鹿児島で金が豊富に採れる理由について、資源経済学、鉱山学が専門の鹿児島大学・志賀美英名誉教授は「マグマ活動が活発な地域には金鉱床が生成しやすい特徴がある」と説明する。
金が地下にたまるメカニズムはこうだ。地下にしみこむ雨水がマグマに近づくにつれて岩石に含まれる金も溶け込み、その金を含んだ水がマグマの熱によって岩石の割れ目を通って上昇する。地表に近づく際に溶けていた金がたまり、鉱脈という金がちりばめられた帯状の塊ができる。活火山の多い鹿児島は、まさに大地の恵みとして金を育んできたのだ。
菱刈鉱山は質の高い鉱石が特徴

金の産出量日本一を誇る菱刈鉱山
金の産出量日本一を誇る伊佐市の菱刈鉱山では、年間約15万トンの鉱石が出荷され、そこから精製される金は約3.5トン。少なく感じるかもしれないが、菱刈鉱山の前田敏明鉱山長は「非常にいい鉱床で濃度が高い」と話す。

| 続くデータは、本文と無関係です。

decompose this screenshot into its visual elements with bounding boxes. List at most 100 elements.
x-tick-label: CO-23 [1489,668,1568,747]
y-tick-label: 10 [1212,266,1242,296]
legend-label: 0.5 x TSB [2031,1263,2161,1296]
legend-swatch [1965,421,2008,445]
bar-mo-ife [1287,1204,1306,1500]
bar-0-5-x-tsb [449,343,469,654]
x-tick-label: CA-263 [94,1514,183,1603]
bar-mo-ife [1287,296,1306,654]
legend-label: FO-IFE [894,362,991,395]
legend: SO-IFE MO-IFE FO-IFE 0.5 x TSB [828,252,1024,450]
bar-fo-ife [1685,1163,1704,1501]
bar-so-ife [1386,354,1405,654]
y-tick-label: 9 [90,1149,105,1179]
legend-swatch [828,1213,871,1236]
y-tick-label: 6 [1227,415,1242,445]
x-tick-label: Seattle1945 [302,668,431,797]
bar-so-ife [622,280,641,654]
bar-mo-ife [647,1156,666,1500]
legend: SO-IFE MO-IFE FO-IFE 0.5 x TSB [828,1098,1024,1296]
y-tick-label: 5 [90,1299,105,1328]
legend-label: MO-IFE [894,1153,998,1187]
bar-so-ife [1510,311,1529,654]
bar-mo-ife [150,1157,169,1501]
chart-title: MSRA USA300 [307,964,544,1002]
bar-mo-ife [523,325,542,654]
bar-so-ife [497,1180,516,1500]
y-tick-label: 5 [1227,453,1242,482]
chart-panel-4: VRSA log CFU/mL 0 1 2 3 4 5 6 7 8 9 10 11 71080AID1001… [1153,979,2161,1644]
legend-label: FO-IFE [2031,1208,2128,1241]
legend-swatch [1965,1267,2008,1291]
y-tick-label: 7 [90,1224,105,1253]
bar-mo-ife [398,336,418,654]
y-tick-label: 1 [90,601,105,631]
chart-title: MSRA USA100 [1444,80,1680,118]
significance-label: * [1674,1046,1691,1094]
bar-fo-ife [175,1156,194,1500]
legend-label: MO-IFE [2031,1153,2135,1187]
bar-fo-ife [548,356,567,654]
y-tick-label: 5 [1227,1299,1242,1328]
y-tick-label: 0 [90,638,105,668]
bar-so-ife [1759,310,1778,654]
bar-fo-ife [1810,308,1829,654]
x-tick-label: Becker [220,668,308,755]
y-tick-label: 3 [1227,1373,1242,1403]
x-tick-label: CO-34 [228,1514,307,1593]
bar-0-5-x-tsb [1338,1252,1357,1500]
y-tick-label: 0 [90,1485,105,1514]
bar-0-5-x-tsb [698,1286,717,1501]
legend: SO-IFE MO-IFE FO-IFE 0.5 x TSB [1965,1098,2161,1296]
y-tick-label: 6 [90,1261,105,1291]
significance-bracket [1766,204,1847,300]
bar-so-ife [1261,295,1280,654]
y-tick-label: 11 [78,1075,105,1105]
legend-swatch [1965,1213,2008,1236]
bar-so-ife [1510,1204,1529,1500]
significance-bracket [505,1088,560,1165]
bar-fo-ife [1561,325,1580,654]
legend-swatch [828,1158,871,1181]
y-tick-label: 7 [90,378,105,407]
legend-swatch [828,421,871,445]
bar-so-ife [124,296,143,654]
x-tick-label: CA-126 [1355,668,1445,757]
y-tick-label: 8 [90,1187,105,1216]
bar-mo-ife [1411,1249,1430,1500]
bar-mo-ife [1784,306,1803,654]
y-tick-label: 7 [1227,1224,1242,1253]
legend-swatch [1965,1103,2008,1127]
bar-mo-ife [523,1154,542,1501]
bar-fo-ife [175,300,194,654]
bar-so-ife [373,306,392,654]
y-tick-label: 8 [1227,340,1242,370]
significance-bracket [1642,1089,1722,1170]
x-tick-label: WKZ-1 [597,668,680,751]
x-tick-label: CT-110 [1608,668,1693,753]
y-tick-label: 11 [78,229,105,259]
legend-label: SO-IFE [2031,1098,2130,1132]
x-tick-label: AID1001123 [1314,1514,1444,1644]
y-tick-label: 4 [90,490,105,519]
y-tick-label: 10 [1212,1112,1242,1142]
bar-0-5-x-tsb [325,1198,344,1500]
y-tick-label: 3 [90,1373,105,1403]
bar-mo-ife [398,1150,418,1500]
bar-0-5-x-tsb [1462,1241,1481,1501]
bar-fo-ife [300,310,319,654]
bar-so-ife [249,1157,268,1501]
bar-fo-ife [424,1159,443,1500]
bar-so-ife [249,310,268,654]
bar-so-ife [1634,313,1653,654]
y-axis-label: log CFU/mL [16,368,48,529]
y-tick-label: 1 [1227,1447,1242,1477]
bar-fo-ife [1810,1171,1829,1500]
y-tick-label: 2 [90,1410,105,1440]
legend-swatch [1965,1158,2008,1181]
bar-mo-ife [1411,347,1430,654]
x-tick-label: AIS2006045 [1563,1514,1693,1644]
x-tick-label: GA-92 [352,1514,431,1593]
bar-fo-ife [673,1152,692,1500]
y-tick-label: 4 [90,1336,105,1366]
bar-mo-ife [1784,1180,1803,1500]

前田鉱山長によると、1トンあたりに含有される金の量は、海外の鉱山は平均すると2g。1gを切るところもあるが、菱刈鉱山は実に20gくらいだという。鉱石の質の高さがわかる。
坑道内部に温泉が湧く特殊な環境

坑道の最深部では温泉が湧き出ていた
特別な許可を得て菱刈鉱山の内部を取材すると興味深い光景が広がっていた。鉱山の最も深い部分は坑道入口から345m下った場所にあり、そこへ向かう途中、路面が濡れている箇所が現れた。
坑道の入り口から約15分進むと、最も深い場所で温泉が湧き出ているのを確認。この場所は「抜湯室」と呼ばれ、毎分9トンもの温泉水を抜く作業が行われている。菱刈鉱山ではマグマで温められた雨水が温泉として沸き続けているのだ。